- Born: Mary Zeola Hershey October 22, 1878 West Salem, Ohio, US
- Died: October 30, 1966 (aged 88) St. Petersburg, Florida, US
- Occupations: Politician, suffragist
- Relatives: Dorothy Jurney (daughter)

= Hershey Misener =

Indiana suffragist and politician

Mary Zeola Hershey Misener (October 22, 1878 – October 30, 1966) was an Indiana suffragist and politician. A Republican, she was the first woman elected to state legislature from her district and one of the first in the state.

==Early life and education==
Mary Zeola Hershey was born October 22, 1878, in West Salem, Ohio to John and Carrie Stephenson Hershey. She attended the United Brethren College in Westerville, Ohio, and King's School of Oratory in Pittsburgh, Pennsylvania.

==Family==
Hershey Misener married Michigan City News publisher Herbert Roy Misener in Chicago on February 6, 1906. They had two children, Dorothy Louise, who became an influential newspaperwoman, and Richard Hershey, who founded a major marine construction firm in St.

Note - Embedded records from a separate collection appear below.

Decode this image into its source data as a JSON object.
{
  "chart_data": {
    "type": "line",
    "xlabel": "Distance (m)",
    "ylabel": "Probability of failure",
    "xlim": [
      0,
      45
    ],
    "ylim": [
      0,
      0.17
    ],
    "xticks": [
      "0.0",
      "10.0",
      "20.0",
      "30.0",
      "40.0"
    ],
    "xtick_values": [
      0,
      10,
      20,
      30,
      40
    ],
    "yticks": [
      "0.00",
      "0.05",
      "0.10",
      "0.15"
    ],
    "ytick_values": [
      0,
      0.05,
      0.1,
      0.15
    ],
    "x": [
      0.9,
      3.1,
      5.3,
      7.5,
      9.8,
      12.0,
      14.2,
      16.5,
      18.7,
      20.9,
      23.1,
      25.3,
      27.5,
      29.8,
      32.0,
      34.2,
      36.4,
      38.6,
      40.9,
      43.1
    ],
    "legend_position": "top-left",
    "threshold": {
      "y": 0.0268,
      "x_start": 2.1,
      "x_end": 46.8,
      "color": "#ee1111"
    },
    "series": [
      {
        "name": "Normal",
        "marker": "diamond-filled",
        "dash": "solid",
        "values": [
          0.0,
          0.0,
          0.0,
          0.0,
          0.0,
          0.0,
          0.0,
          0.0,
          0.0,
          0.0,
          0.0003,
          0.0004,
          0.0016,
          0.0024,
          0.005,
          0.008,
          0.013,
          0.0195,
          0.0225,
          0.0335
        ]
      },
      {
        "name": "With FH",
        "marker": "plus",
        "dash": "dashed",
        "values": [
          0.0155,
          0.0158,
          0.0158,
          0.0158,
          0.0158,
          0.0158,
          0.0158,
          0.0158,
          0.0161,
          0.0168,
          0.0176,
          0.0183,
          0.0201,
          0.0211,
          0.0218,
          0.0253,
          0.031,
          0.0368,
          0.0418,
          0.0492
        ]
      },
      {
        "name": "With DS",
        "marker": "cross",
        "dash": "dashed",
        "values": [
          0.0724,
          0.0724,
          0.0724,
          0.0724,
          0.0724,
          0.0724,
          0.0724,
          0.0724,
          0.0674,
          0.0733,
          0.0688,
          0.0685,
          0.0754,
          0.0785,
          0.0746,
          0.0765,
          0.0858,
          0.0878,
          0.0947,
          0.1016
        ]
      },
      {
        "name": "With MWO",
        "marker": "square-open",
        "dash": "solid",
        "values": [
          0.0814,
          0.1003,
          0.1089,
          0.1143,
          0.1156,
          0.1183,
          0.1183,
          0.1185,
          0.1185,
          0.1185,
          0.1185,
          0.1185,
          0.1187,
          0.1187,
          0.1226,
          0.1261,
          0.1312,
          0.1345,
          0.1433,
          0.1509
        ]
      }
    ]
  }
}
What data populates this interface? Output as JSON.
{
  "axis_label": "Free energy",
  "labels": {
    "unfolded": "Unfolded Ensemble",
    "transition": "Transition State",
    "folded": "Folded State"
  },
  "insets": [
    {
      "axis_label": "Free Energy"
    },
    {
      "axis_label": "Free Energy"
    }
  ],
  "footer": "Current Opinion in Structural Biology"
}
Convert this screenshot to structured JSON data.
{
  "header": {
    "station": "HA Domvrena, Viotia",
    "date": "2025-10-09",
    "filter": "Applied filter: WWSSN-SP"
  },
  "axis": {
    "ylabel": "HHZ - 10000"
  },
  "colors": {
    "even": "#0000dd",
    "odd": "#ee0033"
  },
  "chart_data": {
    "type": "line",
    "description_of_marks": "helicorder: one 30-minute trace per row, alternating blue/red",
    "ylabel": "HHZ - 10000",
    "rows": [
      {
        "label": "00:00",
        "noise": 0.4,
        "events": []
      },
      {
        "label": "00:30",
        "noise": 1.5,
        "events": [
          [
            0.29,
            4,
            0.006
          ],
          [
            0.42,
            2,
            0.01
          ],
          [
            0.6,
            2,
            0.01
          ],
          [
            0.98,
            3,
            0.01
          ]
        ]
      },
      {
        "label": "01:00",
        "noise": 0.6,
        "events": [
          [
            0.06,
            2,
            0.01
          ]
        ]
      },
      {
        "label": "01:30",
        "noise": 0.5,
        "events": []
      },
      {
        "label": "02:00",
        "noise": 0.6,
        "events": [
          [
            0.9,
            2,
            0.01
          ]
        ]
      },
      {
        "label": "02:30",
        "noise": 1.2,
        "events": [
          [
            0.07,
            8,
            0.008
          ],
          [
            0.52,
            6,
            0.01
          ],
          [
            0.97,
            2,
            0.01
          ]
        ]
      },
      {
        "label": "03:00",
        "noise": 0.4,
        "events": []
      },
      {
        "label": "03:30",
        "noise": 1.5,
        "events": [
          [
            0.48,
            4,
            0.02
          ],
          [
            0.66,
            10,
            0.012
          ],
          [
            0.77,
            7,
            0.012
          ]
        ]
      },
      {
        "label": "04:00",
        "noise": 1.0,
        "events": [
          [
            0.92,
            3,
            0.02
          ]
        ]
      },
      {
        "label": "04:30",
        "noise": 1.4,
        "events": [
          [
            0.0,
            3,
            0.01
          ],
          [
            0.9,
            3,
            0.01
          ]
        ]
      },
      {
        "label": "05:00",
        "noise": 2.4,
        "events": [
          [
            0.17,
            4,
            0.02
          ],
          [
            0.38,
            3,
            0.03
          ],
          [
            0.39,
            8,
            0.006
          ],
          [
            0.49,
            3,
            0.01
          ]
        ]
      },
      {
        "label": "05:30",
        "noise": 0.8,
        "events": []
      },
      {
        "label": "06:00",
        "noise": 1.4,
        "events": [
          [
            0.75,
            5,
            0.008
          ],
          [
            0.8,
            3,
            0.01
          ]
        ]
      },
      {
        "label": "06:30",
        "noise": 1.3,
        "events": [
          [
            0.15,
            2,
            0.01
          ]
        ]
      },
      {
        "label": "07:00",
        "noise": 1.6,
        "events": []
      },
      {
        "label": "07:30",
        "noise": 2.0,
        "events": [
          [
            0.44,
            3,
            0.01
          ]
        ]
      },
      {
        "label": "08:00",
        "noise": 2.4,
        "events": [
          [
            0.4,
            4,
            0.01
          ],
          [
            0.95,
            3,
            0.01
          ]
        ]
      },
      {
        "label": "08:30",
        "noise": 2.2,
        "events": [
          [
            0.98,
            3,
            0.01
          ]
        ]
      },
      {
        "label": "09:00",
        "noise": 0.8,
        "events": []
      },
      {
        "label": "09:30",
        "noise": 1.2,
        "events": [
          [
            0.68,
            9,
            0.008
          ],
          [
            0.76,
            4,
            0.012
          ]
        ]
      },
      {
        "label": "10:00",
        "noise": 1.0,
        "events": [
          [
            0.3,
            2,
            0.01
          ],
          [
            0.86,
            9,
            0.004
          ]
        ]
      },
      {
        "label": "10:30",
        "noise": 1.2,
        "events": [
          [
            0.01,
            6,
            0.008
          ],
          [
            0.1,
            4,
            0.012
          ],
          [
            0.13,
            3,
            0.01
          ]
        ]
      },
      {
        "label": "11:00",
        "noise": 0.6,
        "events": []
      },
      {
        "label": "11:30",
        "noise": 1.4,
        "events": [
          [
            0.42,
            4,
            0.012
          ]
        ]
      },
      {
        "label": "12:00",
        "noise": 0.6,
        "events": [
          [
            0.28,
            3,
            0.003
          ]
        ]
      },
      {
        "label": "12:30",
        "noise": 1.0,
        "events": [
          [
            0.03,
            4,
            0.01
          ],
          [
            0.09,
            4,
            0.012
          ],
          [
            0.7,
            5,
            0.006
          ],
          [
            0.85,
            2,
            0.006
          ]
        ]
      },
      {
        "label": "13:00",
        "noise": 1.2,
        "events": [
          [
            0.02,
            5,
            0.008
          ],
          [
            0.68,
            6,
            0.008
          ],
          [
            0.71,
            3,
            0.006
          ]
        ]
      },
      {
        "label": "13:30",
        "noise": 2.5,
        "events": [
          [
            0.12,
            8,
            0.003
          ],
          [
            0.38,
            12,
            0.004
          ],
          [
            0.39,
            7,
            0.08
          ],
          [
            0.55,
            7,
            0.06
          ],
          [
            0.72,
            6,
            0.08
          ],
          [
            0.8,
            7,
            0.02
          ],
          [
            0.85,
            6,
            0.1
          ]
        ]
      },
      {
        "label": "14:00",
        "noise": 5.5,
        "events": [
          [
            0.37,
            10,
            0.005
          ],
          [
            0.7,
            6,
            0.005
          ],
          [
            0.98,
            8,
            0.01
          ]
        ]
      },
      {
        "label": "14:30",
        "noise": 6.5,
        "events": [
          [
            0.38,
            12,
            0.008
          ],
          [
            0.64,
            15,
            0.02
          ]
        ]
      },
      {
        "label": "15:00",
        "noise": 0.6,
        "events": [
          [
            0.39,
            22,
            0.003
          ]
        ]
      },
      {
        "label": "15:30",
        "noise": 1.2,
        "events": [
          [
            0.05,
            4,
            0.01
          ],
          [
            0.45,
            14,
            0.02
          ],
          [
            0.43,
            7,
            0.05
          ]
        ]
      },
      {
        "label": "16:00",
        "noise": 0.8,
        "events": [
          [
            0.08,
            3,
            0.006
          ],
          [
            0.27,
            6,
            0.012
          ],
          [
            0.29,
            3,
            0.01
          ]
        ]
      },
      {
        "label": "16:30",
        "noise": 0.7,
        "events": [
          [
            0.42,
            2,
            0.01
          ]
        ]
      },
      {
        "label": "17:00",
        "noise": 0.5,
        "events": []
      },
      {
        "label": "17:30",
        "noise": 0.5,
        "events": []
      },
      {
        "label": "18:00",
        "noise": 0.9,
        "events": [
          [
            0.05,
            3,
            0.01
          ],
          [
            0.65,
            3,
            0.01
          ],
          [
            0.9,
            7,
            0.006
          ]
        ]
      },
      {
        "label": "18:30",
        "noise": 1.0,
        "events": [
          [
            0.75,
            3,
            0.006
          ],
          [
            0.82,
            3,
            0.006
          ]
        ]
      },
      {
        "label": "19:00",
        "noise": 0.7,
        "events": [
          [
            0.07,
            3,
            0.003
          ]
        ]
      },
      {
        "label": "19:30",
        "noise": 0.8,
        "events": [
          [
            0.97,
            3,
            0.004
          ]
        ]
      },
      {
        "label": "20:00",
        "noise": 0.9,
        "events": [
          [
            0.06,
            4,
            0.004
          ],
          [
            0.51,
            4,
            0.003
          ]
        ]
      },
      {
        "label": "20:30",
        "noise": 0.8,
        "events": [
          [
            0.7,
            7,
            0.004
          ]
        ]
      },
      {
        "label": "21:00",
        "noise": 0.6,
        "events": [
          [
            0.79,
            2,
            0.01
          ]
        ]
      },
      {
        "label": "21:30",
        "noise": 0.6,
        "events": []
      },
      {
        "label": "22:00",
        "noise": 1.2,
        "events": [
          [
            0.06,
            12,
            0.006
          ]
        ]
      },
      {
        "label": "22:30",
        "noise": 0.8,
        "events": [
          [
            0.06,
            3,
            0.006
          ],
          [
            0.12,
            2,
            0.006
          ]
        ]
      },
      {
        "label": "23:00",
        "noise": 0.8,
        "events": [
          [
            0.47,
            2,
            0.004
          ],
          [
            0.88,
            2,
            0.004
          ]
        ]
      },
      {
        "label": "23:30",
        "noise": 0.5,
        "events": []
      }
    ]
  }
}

Petersburg, Florida. Hershey Misener lived with her husband and family in Michigan City, Indiana.

==Political career==
Hershey Misener was a feminist and suffragist who helped organize Indiana's League of Women Voters and for several years served as vice-president. She spoke at the League's 1926 regional convention.

She was elected to the Indiana General Assembly in 1928, the first woman to be elected from her district and one of the first in the state. She was one of three women in the Indiana State House in the 1928–1930 term. Charles Roll in his 1931 history of Indiana called her "one of the prominent Republican women of the state."

While in the legislature, Hershey Misener "was a leader in several stirring political battles."

===Voter registration law===

Hershey Misener first achieved notoriety in March 1929 when, as a freshman member of the General Assembly, she sponsored Indiana's first voter registration law and blocked a Senate effort to kill it. She showed up uninvited on the floor of the Indiana Senate during a "midnight session" while some senators were claiming the governor had requested they recall the bill. She asked on whose authority members of the Senate had stated that the governor had asked for reconsideration of the bill, saying, "I have just come from the governor's office, and I am informed that he has not asked this move."

Then-Lieutenant Governor Edgar D. Bush ruled her out of order. She said, "That's all right. I've said everything I want to say anyhow," and left the floor to applause. After her departure, when the lieutenant governor refused to address her comments, a group of senators staged a walkout.

When the Senate requested the General Assembly to recall the bill, Hershey Misener told the General Assembly, "You can kill this bill if you want to, but if you do the Republican party will be to blame."

==Later life==
She and her husband eventually moved to St. Petersburg, Florida. She was widowed in 1945. She died October 30, 1966, in St. Petersburg at age 88 and is buried in Greenwood cemetery in La Porte County, Indiana.